Uma das estratégias para angariar novos parceiros é oferecer serviços de consultoria na área de fidelidade. Com isso, a Multiplus quer ajudar empresas de menor porte a estruturar seus programas de pontos. Uma joint venture criada com a canadense Aimia, que surgiu a partir do programa de milhagem da Air Canada, ficará a cargo dessa área do negócio. A Dotz, que tem entre seus sócios minoritários a também canadense LoyaltyOne, do empresário Bryan Pearson, cujo programa de fidelidade conquistou cerca de 70% da população economicamente ativa do Canadá, possui forte presença no varejo.
“Nosso foco sempre esteve nessa área”, afirma Roberto Chade, presidente da Dotz. “As companhias aéreas foram pioneiras nos planos de fidelização, mas não possuem uma solução adequada para o comércio.” Basta conferir seus parceiros para entender do que Chade está falando. Entre eles estão o Walmart, terceira maior rede de supermercados do País. Há também parcerias locais com a rede Paulistão, no interior de São Paulo, Apoio, em Belo Horizonte, e Atacadão, em Brasília. Apesar do discurso de Chade, a Dotz sabe que a troca de pontos por passagens aéreas é um grande atrativo para conquistar mais participantes para o seu programa de fidelidade.

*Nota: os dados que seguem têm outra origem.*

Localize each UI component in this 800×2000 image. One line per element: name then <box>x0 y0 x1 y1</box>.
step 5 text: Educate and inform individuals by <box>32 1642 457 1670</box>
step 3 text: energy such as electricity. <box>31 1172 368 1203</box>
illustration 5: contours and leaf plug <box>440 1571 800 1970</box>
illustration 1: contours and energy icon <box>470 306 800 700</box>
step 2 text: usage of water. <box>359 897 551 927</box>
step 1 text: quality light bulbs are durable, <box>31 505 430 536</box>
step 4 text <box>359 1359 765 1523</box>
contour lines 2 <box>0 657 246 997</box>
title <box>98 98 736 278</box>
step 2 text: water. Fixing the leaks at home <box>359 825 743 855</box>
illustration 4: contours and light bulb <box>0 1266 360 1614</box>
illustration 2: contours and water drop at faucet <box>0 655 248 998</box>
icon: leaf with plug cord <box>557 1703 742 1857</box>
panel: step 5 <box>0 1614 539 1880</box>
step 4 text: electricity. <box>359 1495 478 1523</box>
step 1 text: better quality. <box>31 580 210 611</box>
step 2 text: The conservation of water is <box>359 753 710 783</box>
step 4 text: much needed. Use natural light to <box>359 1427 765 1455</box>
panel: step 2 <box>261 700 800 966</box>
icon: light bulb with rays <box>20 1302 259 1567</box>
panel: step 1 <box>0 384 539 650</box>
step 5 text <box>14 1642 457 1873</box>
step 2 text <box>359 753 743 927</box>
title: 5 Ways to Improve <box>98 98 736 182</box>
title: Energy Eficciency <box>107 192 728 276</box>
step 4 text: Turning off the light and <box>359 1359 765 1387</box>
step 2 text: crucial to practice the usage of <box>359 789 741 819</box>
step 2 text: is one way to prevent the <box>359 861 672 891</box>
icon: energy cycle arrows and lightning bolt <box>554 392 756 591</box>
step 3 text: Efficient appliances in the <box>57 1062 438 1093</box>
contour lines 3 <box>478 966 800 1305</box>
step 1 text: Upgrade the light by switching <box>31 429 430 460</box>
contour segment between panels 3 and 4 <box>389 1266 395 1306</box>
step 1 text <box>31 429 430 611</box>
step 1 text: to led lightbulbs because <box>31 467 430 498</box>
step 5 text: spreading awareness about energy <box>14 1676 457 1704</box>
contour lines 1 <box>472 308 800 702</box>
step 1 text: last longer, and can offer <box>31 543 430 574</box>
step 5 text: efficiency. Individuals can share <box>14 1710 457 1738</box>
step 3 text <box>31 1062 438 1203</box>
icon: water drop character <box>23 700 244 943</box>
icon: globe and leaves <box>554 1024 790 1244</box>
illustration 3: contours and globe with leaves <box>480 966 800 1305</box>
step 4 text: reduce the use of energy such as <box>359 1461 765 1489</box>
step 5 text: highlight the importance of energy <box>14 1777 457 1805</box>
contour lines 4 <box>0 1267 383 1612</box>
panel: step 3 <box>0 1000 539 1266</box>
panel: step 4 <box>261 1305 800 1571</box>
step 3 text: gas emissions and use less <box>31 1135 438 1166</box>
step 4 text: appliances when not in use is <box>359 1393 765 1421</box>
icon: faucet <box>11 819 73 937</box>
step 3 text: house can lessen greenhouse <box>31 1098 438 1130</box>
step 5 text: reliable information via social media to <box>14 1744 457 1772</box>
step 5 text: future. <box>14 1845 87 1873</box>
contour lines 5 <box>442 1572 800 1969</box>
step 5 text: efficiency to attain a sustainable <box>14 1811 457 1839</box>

Tanto que possui um acordo com uma agência de viagens. Hoje, a empresa tem 3,8 milhões de associados, boa parte deles em razão do acordo que tem com o Banco do Brasil. No mercado, há rumores de que a Gol, dona do programa Smiles, estaria interessada em ter um parceiro estratégico para gerenciar seu plano de milhagem. A companhia aérea já confirmou que, a exemplo da TAM, vai criar uma nova empresa para repassar os créditos de seus clientes. A Dotz seria uma candidata natural a se associar com a Smiles. Chade não confirma uma associação com a Gol. As duas empresas, no entanto, têm acordo de transferência de pontos. Quem é cliente Dotz pode passá-los para o Smiles – e vice-versa.